When an actor blocks for I/O, it ties up a thread until the operation is completed. So if you have too many actors blocking for I/O you will be using a lot of threads. And that uses up a lot of memory, fast. So it is best to have only a few actors which perform I/O. For example, you can have one actor which reads the entire contents of a file, the file pathname being passed in a message and the result returned being the file contents. But now you want this file reader actor to have its own mailbox, because when it blocks for I/O it will block the execution of all the other actors using the same mailbox. So in general, every actor which blocks for I/O should have its own mailbox.
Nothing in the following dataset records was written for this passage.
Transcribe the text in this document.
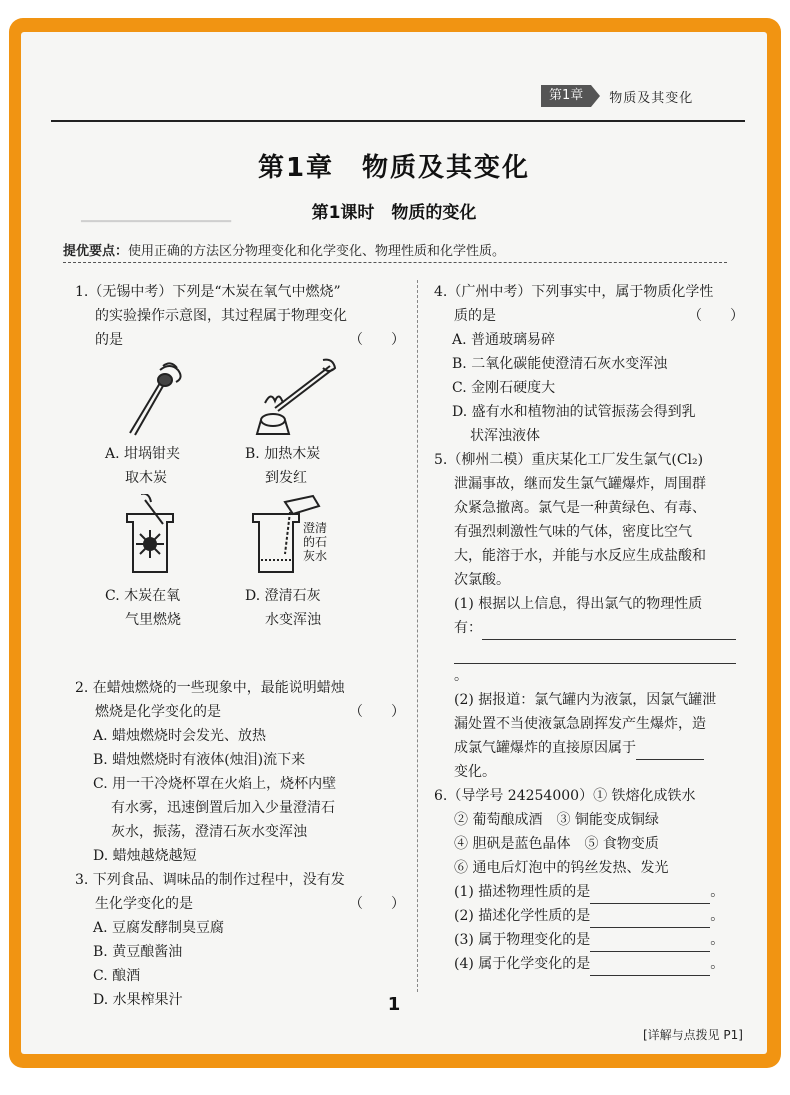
▁▁▁▁▁▁▁▁▁▁▁▁▁▁▁
第1章	物质及其变化
第1章　物质及其变化
第1课时　物质的变化
提优要点：使用正确的方法区分物理变化和化学变化、物理性质和化学性质。
1.（无锡中考）下列是“木炭在氧气中燃烧”
的实验操作示意图，其过程属于物理变化
的是	（　　）
A. 坩埚钳夹
取木炭
B. 加热木炭
到发红
澄清
的石
灰水
C. 木炭在氧
气里燃烧
D. 澄清石灰
水变浑浊
2. 在蜡烛燃烧的一些现象中，最能说明蜡烛
燃烧是化学变化的是	（　　）
A. 蜡烛燃烧时会发光、放热
B. 蜡烛燃烧时有液体(烛泪)流下来
C. 用一干冷烧杯罩在火焰上，烧杯内壁
有水雾，迅速倒置后加入少量澄清石
灰水，振荡，澄清石灰水变浑浊
D. 蜡烛越烧越短
3. 下列食品、调味品的制作过程中，没有发
生化学变化的是	（　　）
A. 豆腐发酵制臭豆腐
B. 黄豆酿酱油
C. 酿酒
D. 水果榨果汁
4.（广州中考）下列事实中，属于物质化学性
质的是	（　　）
A. 普通玻璃易碎
B. 二氧化碳能使澄清石灰水变浑浊
C. 金刚石硬度大
D. 盛有水和植物油的试管振荡会得到乳
状浑浊液体
5.（柳州二模）重庆某化工厂发生氯气(Cl₂)
泄漏事故，继而发生氯气罐爆炸，周围群
众紧急撤离。氯气是一种黄绿色、有毒、
有强烈刺激性气味的气体，密度比空气
大，能溶于水，并能与水反应生成盐酸和
次氯酸。
(1) 根据以上信息，得出氯气的物理性质
有：
。
(2) 据报道：氯气罐内为液氯，因氯气罐泄
漏处置不当使液氯急剧挥发产生爆炸，造
成氯气罐爆炸的直接原因属于
变化。
6.（导学号 24254000）① 铁熔化成铁水
② 葡萄酿成酒　③ 铜能变成铜绿
④ 胆矾是蓝色晶体　⑤ 食物变质
⑥ 通电后灯泡中的钨丝发热、发光
(1) 描述物理性质的是	。
(2) 描述化学性质的是	。
(3) 属于物理变化的是	。
(4) 属于化学变化的是	。
1
[详解与点拨见 P1]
A second clear case of when you should be using different mailboxes is when a server needs to process multiple requests in parallel. In this case you want all the actors involved in processing the same request to use the same mailbox, but have a separate mailbox for each request.
When implementing Actor subclasses, there is one important thing to keep in mind. Actors do not wait for a response to a message sent to another actor. This makes it easy to implement a high speed file cache. The caching actor need never block--it either immediately returns the requested data, or sends a read request to a reader actor to do the I/o and returns the requested data when it later receives it from the reader actor. Since the caching actor does not wait for the response from the reader actor it is free to process other requests. This all works very nicely but it does mean that the actor's state may have changed in the time it takes another actor to answer a request. This needs to be kept in mind when writing code which processes responses.